All that time CDC, like many other federal agencies and other entities, has banned its staff from ever speaking to reporters without going through a public information office. A CDC justification is below.

The thing is, despite any justification, censorship induces horrors. CDC’s decades-old policy means no staff person is allowed to speak without oversight at the bosses’ behest. That often means there are whole universes of facts and perspectives the person being interviewed will not mention. Reporters may publish some really interesting stuff, but it often won’t be the things keeping the staff people up at night. What is hidden is constantly dangerous to public welfare and the constraints are of the same linage as China’s information control.

Beyond the mandate oversight, the reporters are often not allowed to speak to the people they request. Note below the CDC statement’s indication that the press officer can find the best spokesperson for the reporter. That means the press officer will also determine who the reporter will not talk to.

Those aspects of the controls are the most basic and they are quite enough to ensure deadly risks and corrosion, hidden indefinitely.

However, there is also the fact any normal level of contact is choked off by the permission-to-speak mandate itself. There are thousands of journalists and thousands of staff separated by that wall. For everybody’s welfare, they should be talking to each other.

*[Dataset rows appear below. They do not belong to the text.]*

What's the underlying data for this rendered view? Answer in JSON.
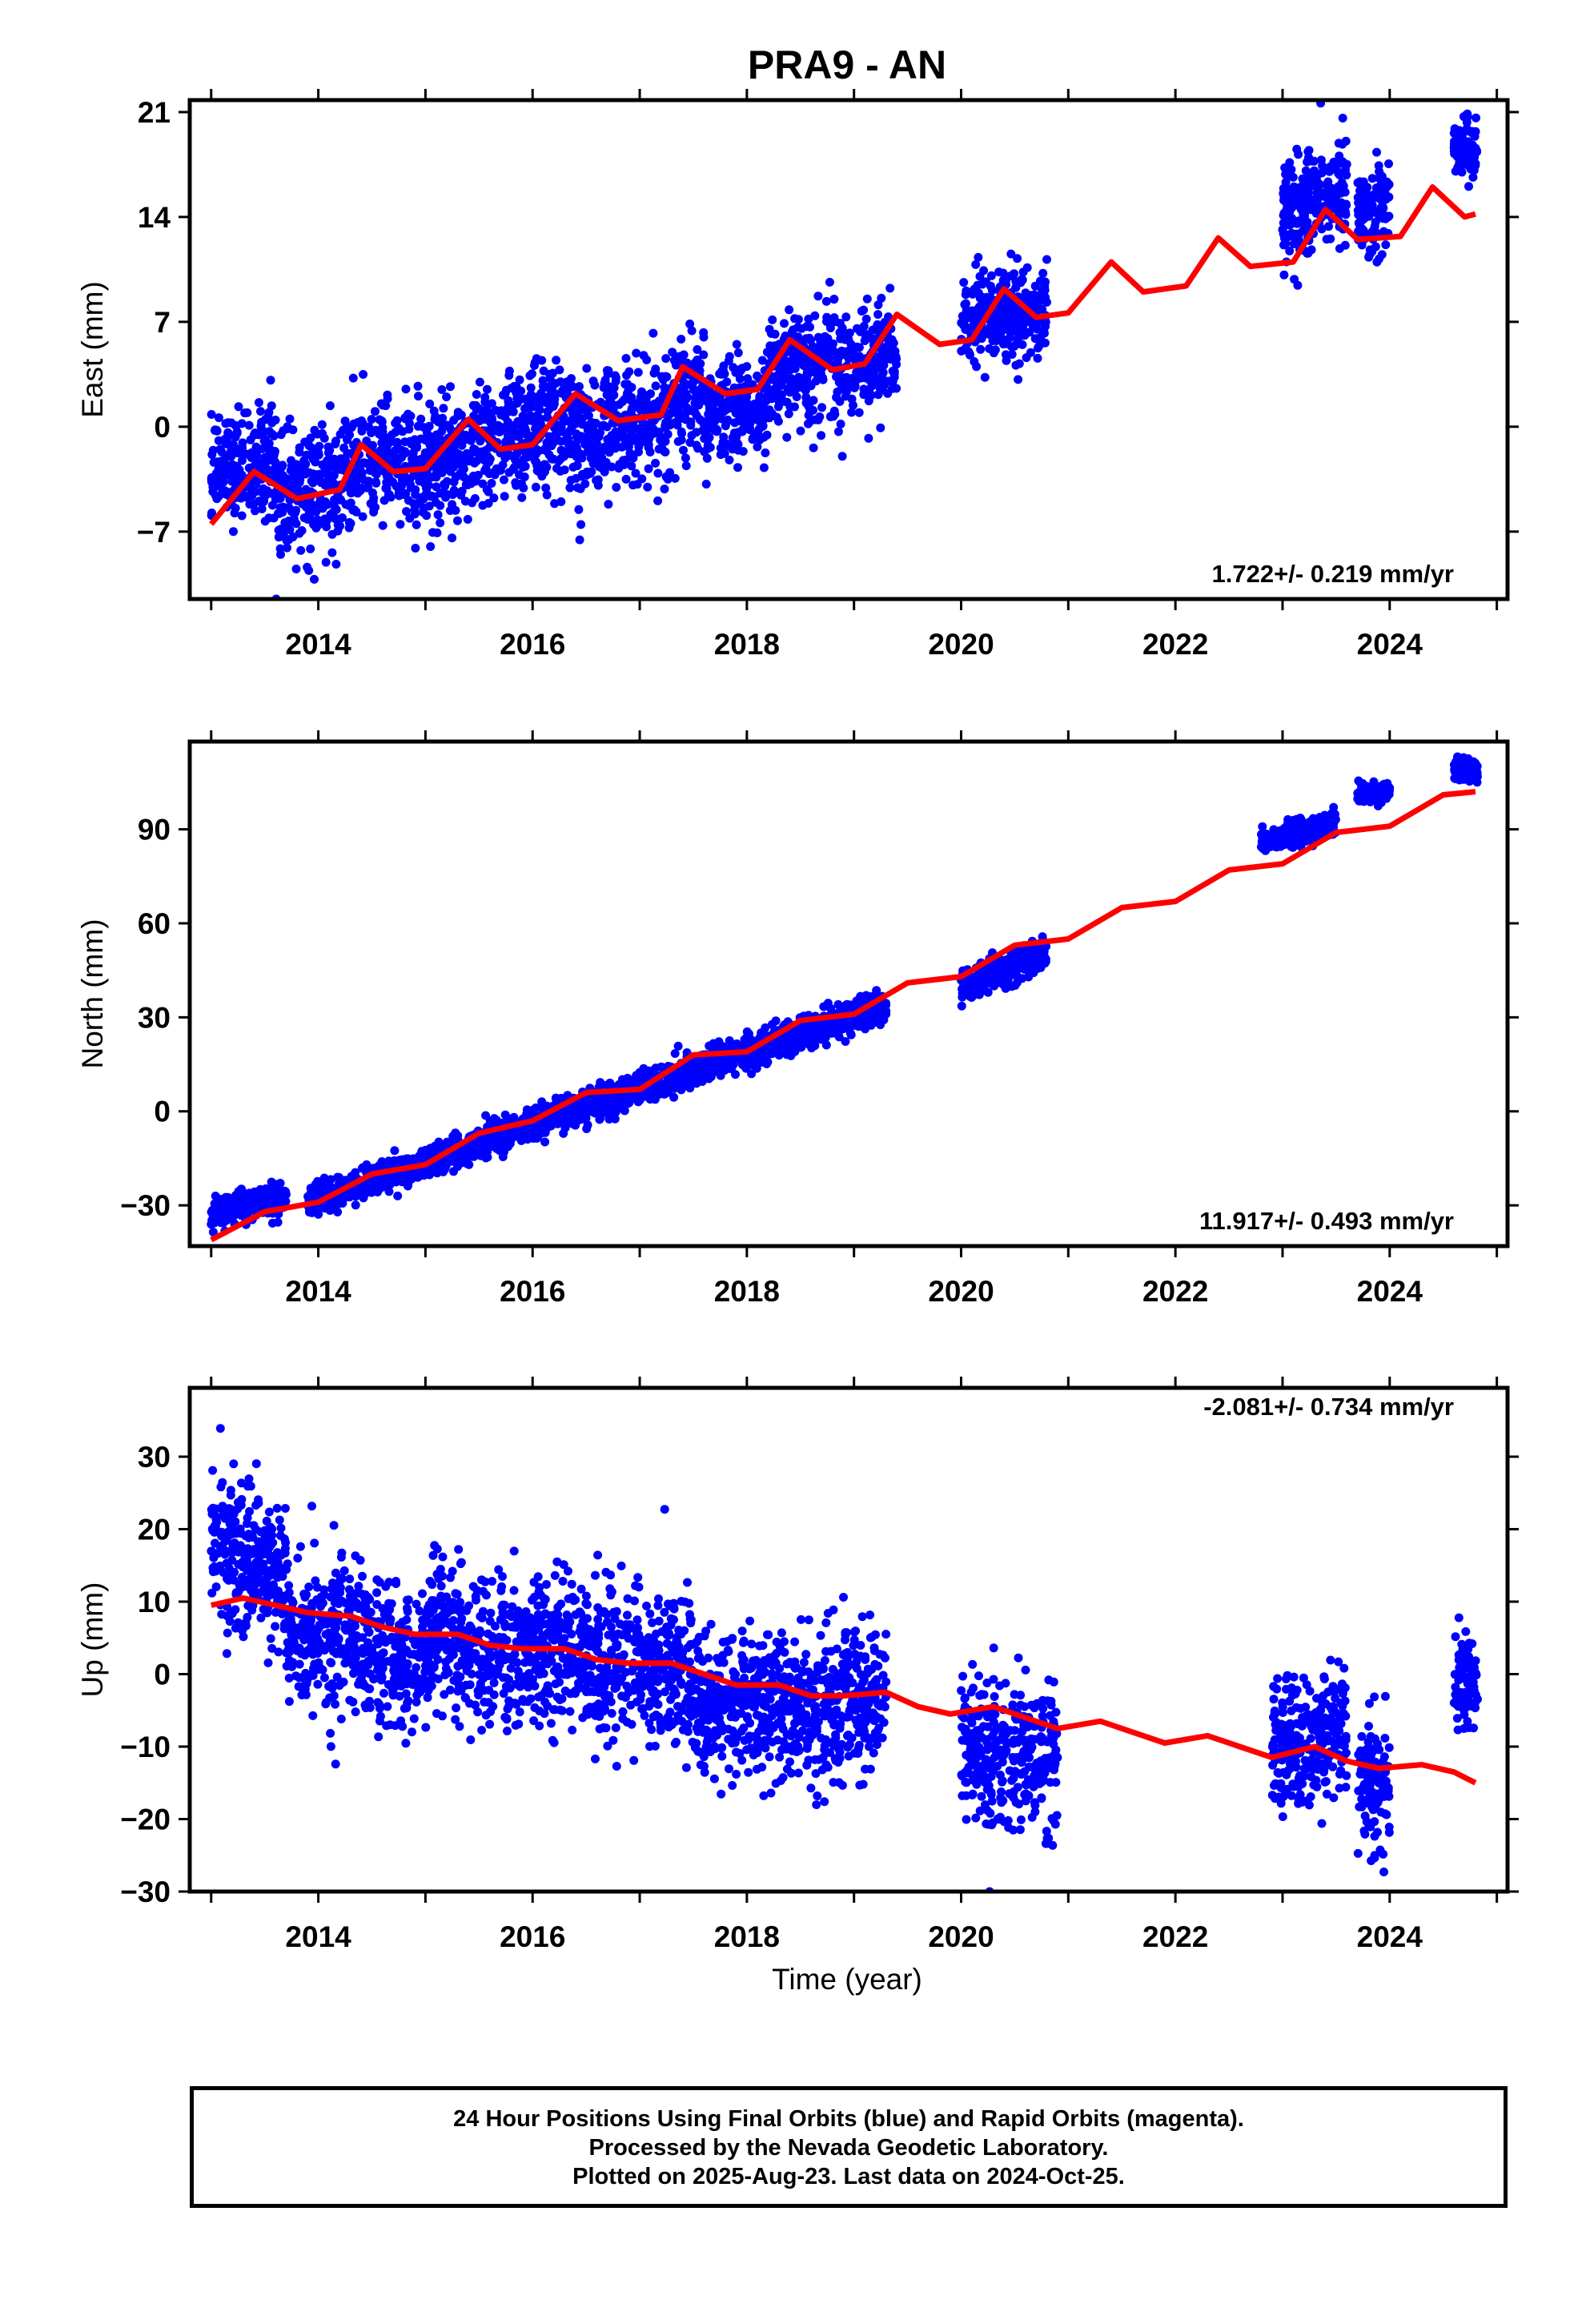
{
  "title": "PRA9 - AN",
  "xlabel": "Time (year)",
  "caption": {
    "line1": "24 Hour Positions Using Final Orbits (blue) and Rapid Orbits (magenta).",
    "line2": "Processed by the Nevada Geodetic Laboratory.",
    "line3": "Plotted on 2025-Aug-23. Last data on 2024-Oct-25."
  },
  "colors": {
    "observations": "#0000ff",
    "model": "#ff0000",
    "frame": "#000000"
  },
  "chart_data": [
    {
      "type": "scatter",
      "ylabel": "East (mm)",
      "rate_label": "1.722+/- 0.219 mm/yr",
      "xlim": [
        2012.8,
        2025.1
      ],
      "ylim": [
        -11.5,
        21.8
      ],
      "xticks": [
        2014,
        2016,
        2018,
        2020,
        2022,
        2024
      ],
      "yticks": [
        21,
        14,
        7,
        0,
        -7
      ],
      "ytick_labels": [
        "21",
        "14",
        "7",
        "0",
        "−7"
      ],
      "series": [
        {
          "role": "daily positions",
          "color": "#0000ff",
          "clusters": [
            {
              "x": [
                2013.0,
                2013.6
              ],
              "mean": [
                -3,
                -2
              ],
              "sd": 1.8
            },
            {
              "x": [
                2013.6,
                2014.2
              ],
              "mean": [
                -5,
                -4
              ],
              "sd": 2.0
            },
            {
              "x": [
                2014.2,
                2015.4
              ],
              "mean": [
                -3,
                -2
              ],
              "sd": 2.0
            },
            {
              "x": [
                2015.4,
                2016.4
              ],
              "mean": [
                -1.5,
                0.5
              ],
              "sd": 2.0
            },
            {
              "x": [
                2016.4,
                2017.6
              ],
              "mean": [
                -1,
                2
              ],
              "sd": 2.0
            },
            {
              "x": [
                2017.6,
                2018.2
              ],
              "mean": [
                0.5,
                1.5
              ],
              "sd": 1.8
            },
            {
              "x": [
                2018.2,
                2019.2
              ],
              "mean": [
                4,
                4
              ],
              "sd": 1.8
            },
            {
              "x": [
                2019.2,
                2019.4
              ],
              "mean": [
                5,
                5
              ],
              "sd": 1.5
            },
            {
              "x": [
                2020.0,
                2020.8
              ],
              "mean": [
                7,
                8
              ],
              "sd": 1.5
            },
            {
              "x": [
                2023.0,
                2023.6
              ],
              "mean": [
                14,
                16
              ],
              "sd": 1.8
            },
            {
              "x": [
                2023.7,
                2024.0
              ],
              "mean": [
                14,
                15
              ],
              "sd": 1.5
            },
            {
              "x": [
                2024.6,
                2024.82
              ],
              "mean": [
                18.5,
                18.5
              ],
              "sd": 1.0
            }
          ]
        },
        {
          "role": "model fit",
          "color": "#ff0000",
          "x": [
            2013.0,
            2013.4,
            2013.8,
            2014.2,
            2014.4,
            2014.7,
            2015.0,
            2015.4,
            2015.7,
            2016.0,
            2016.4,
            2016.8,
            2017.2,
            2017.4,
            2017.8,
            2018.1,
            2018.4,
            2018.8,
            2019.1,
            2019.4,
            2019.8,
            2020.1,
            2020.4,
            2020.7,
            2021.0,
            2021.4,
            2021.7,
            2022.1,
            2022.4,
            2022.7,
            2023.1,
            2023.4,
            2023.7,
            2024.1,
            2024.4,
            2024.7,
            2024.8
          ],
          "values": [
            -6.5,
            -3.0,
            -4.8,
            -4.2,
            -1.2,
            -3.0,
            -2.8,
            0.5,
            -1.5,
            -1.2,
            2.2,
            0.4,
            0.8,
            4.0,
            2.2,
            2.5,
            5.8,
            3.8,
            4.2,
            7.5,
            5.5,
            5.8,
            9.2,
            7.3,
            7.6,
            11.0,
            9.0,
            9.4,
            12.6,
            10.7,
            11.0,
            14.5,
            12.5,
            12.7,
            16.0,
            14.0,
            14.2
          ]
        }
      ]
    },
    {
      "type": "scatter",
      "ylabel": "North (mm)",
      "rate_label": "11.917+/- 0.493 mm/yr",
      "xlim": [
        2012.8,
        2025.1
      ],
      "ylim": [
        -43,
        118
      ],
      "xticks": [
        2014,
        2016,
        2018,
        2020,
        2022,
        2024
      ],
      "yticks": [
        90,
        60,
        30,
        0,
        -30
      ],
      "ytick_labels": [
        "90",
        "60",
        "30",
        "0",
        "−30"
      ],
      "series": [
        {
          "role": "daily positions",
          "color": "#0000ff",
          "clusters": [
            {
              "x": [
                2013.0,
                2013.7
              ],
              "mean": [
                -33,
                -27
              ],
              "sd": 2.5
            },
            {
              "x": [
                2013.9,
                2019.3
              ],
              "mean": [
                -29,
                34
              ],
              "sd": 2.5
            },
            {
              "x": [
                2020.0,
                2020.8
              ],
              "mean": [
                40,
                50
              ],
              "sd": 2.5
            },
            {
              "x": [
                2022.8,
                2023.5
              ],
              "mean": [
                86,
                92
              ],
              "sd": 2.0
            },
            {
              "x": [
                2023.7,
                2024.0
              ],
              "mean": [
                101,
                102
              ],
              "sd": 1.5
            },
            {
              "x": [
                2024.6,
                2024.82
              ],
              "mean": [
                110,
                108
              ],
              "sd": 2.0
            }
          ]
        },
        {
          "role": "model fit",
          "color": "#ff0000",
          "x": [
            2013.0,
            2013.5,
            2014.0,
            2014.5,
            2015.0,
            2015.5,
            2016.0,
            2016.5,
            2017.0,
            2017.5,
            2018.0,
            2018.5,
            2019.0,
            2019.5,
            2020.0,
            2020.5,
            2021.0,
            2021.5,
            2022.0,
            2022.5,
            2023.0,
            2023.5,
            2024.0,
            2024.5,
            2024.8
          ],
          "values": [
            -41,
            -32,
            -29,
            -20,
            -17,
            -7,
            -3,
            6,
            7,
            18,
            19,
            29,
            31,
            41,
            43,
            53,
            55,
            65,
            67,
            77,
            79,
            89,
            91,
            101,
            102
          ]
        }
      ]
    },
    {
      "type": "scatter",
      "ylabel": "Up (mm)",
      "rate_label": "-2.081+/- 0.734 mm/yr",
      "xlim": [
        2012.8,
        2025.1
      ],
      "ylim": [
        -30,
        39.5
      ],
      "xticks": [
        2014,
        2016,
        2018,
        2020,
        2022,
        2024
      ],
      "yticks": [
        30,
        20,
        10,
        0,
        -10,
        -20,
        -30
      ],
      "ytick_labels": [
        "30",
        "20",
        "10",
        "0",
        "−10",
        "−20",
        "−30"
      ],
      "series": [
        {
          "role": "daily positions",
          "color": "#0000ff",
          "clusters": [
            {
              "x": [
                2013.0,
                2013.7
              ],
              "mean": [
                18,
                13
              ],
              "sd": 5.0
            },
            {
              "x": [
                2013.7,
                2015.0
              ],
              "mean": [
                6,
                2
              ],
              "sd": 5.0
            },
            {
              "x": [
                2015.0,
                2017.5
              ],
              "mean": [
                4,
                1
              ],
              "sd": 5.0
            },
            {
              "x": [
                2017.5,
                2019.3
              ],
              "mean": [
                -4,
                -4
              ],
              "sd": 5.0
            },
            {
              "x": [
                2020.0,
                2020.9
              ],
              "mean": [
                -10,
                -12
              ],
              "sd": 5.0
            },
            {
              "x": [
                2022.9,
                2023.6
              ],
              "mean": [
                -10,
                -8
              ],
              "sd": 4.5
            },
            {
              "x": [
                2023.7,
                2024.0
              ],
              "mean": [
                -15,
                -16
              ],
              "sd": 4.5
            },
            {
              "x": [
                2024.6,
                2024.82
              ],
              "mean": [
                -1,
                -2
              ],
              "sd": 3.5
            }
          ]
        },
        {
          "role": "model fit",
          "color": "#ff0000",
          "x": [
            2013.0,
            2013.3,
            2013.6,
            2013.9,
            2014.3,
            2014.6,
            2014.9,
            2015.3,
            2015.6,
            2015.9,
            2016.3,
            2016.6,
            2016.9,
            2017.3,
            2017.6,
            2017.9,
            2018.3,
            2018.6,
            2018.9,
            2019.3,
            2019.6,
            2019.9,
            2020.3,
            2020.6,
            2020.9,
            2021.3,
            2021.6,
            2021.9,
            2022.3,
            2022.6,
            2022.9,
            2023.3,
            2023.6,
            2023.9,
            2024.3,
            2024.6,
            2024.8
          ],
          "values": [
            9.5,
            10.5,
            9.5,
            8.5,
            8.0,
            6.5,
            5.5,
            5.5,
            4.0,
            3.5,
            3.5,
            2.0,
            1.5,
            1.5,
            0.0,
            -1.5,
            -1.5,
            -3.0,
            -3.0,
            -2.5,
            -4.5,
            -5.5,
            -4.5,
            -6.0,
            -7.5,
            -6.5,
            -8.0,
            -9.5,
            -8.5,
            -10.0,
            -11.5,
            -10.0,
            -12.0,
            -13.0,
            -12.5,
            -13.5,
            -15.0
          ]
        }
      ]
    }
  ]
}
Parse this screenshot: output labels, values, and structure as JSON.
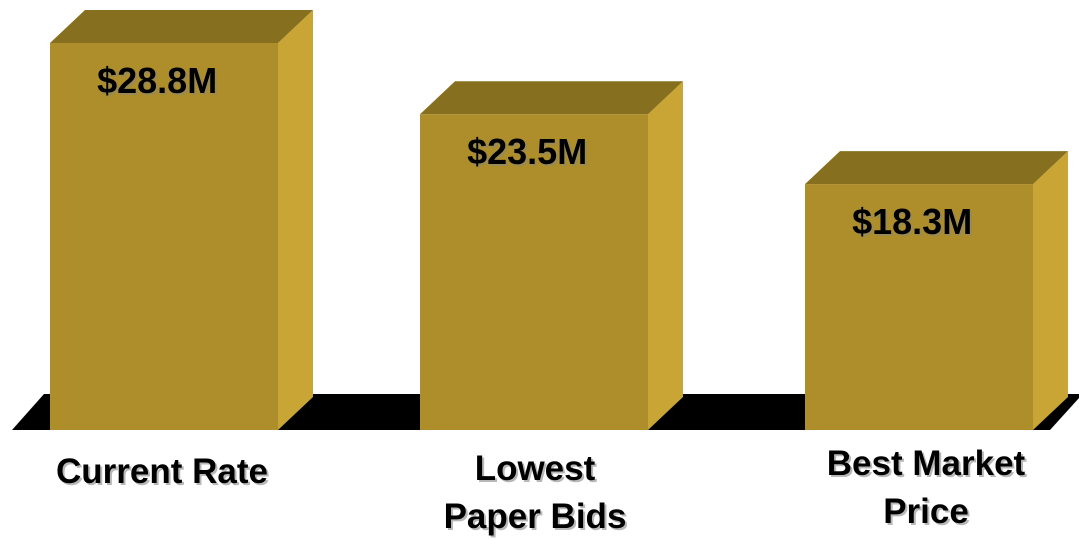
{
  "chart_data": {
    "type": "bar",
    "title": "",
    "xlabel": "",
    "ylabel": "",
    "categories": [
      [
        "Current Rate"
      ],
      [
        "Lowest",
        "Paper Bids"
      ],
      [
        "Best Market",
        "Price"
      ]
    ],
    "values": [
      28.8,
      23.5,
      18.3
    ],
    "value_labels": [
      "$28.8M",
      "$23.5M",
      "$18.3M"
    ],
    "unit": "$M",
    "ylim": [
      0,
      28.8
    ],
    "grid": false,
    "colors": {
      "front": "#ad8e2a",
      "top": "#86701f",
      "side": "#c8a534",
      "floor": "#000000"
    }
  }
}
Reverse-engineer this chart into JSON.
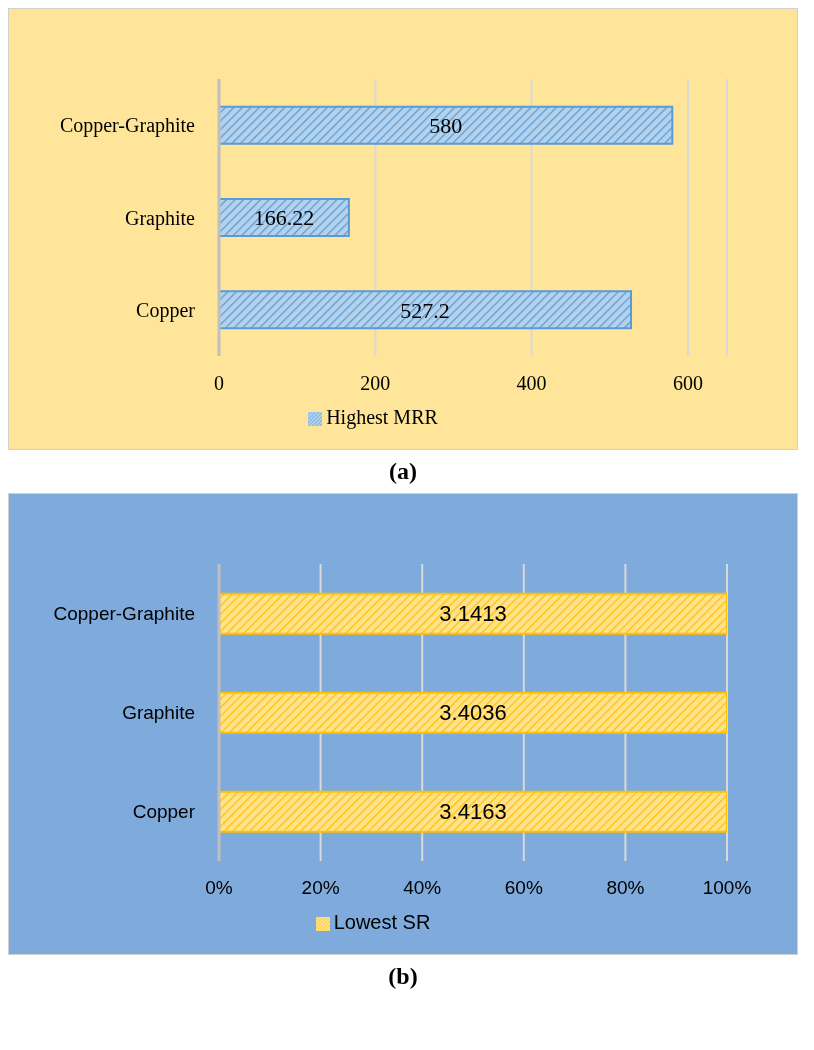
{
  "chart_data": [
    {
      "type": "bar",
      "orientation": "horizontal",
      "categories": [
        "Copper-Graphite",
        "Graphite",
        "Copper"
      ],
      "series": [
        {
          "name": "Highest MRR",
          "color": "#5b9bd5",
          "values": [
            580,
            166.22,
            527.2
          ]
        }
      ],
      "xlim": [
        0,
        650
      ],
      "xticks": [
        0,
        200,
        400,
        600
      ],
      "grid": "x",
      "legend": "bottom",
      "data_labels": true,
      "annotations": [
        "(a)"
      ]
    },
    {
      "type": "bar",
      "orientation": "horizontal",
      "categories": [
        "Copper-Graphite",
        "Graphite",
        "Copper"
      ],
      "series": [
        {
          "name": "Lowest SR",
          "color": "#ffc000",
          "values": [
            100,
            100,
            100
          ]
        }
      ],
      "xlim": [
        0,
        100
      ],
      "xticks": [
        {
          "value": 0,
          "label": "0%"
        },
        {
          "value": 20,
          "label": "20%"
        },
        {
          "value": 40,
          "label": "40%"
        },
        {
          "value": 60,
          "label": "60%"
        },
        {
          "value": 80,
          "label": "80%"
        },
        {
          "value": 100,
          "label": "100%"
        }
      ],
      "grid": "x",
      "legend": "bottom",
      "annotations": [
        "3.1413",
        "3.4036",
        "3.4163",
        "(b)"
      ]
    }
  ]
}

There is only one small opening in the wall, consisting of a few public information officers. Every contact must be assigned one of those chaperones. That alone, from the outset, kills most conversations that might have happened.

So, in this time when we are concerned that CDC is closed off, let’s be careful what we ask for. Be hyper-aware that if CDC begins making official statements again, prominently, there will still be those thousands of staff people who are, in effect, silenced.


This is on CDC’s website under frequently asked questions for reporters:
“Why is it necessary to go through a press officer when I want to talk with a CDC expert?

“Press officers are here to make sure your questions get answered by the best spokesperson for your story, within your deadline. CDC experts are working scientists and may not be available for interviews at all times. A press officer can help you find the best expert or spokesperson to answer your questions.”

Health News Review Gives Some Status and History of Media Policy Censorship

Health News Review gives some history and current events related to the censorship through media policies:

"It’s not a new issue with COVID-19 information. The Trump Administration is not the first to put up a wall blocking journalists. Many journalists were increasingly vocal about restrictions placed on them by the Obama administration.

"The history of restrictions on reporters trying to cover the National Institutes of Health, the FDA, the CDC, the EPA and other federal health agencies has not been researched thoroughly enough, and thus, it’s a story not told often enough or well enough. "

A quote from me; “I don’t think anything can be more dangerous than something the press will not talk about or does not understand as a danger,” she says. “It’s not ethical journalism to take information in a controlled setting and publish it without telling the public that this information control is going on. You are at high risk of being harmful to public welfare.”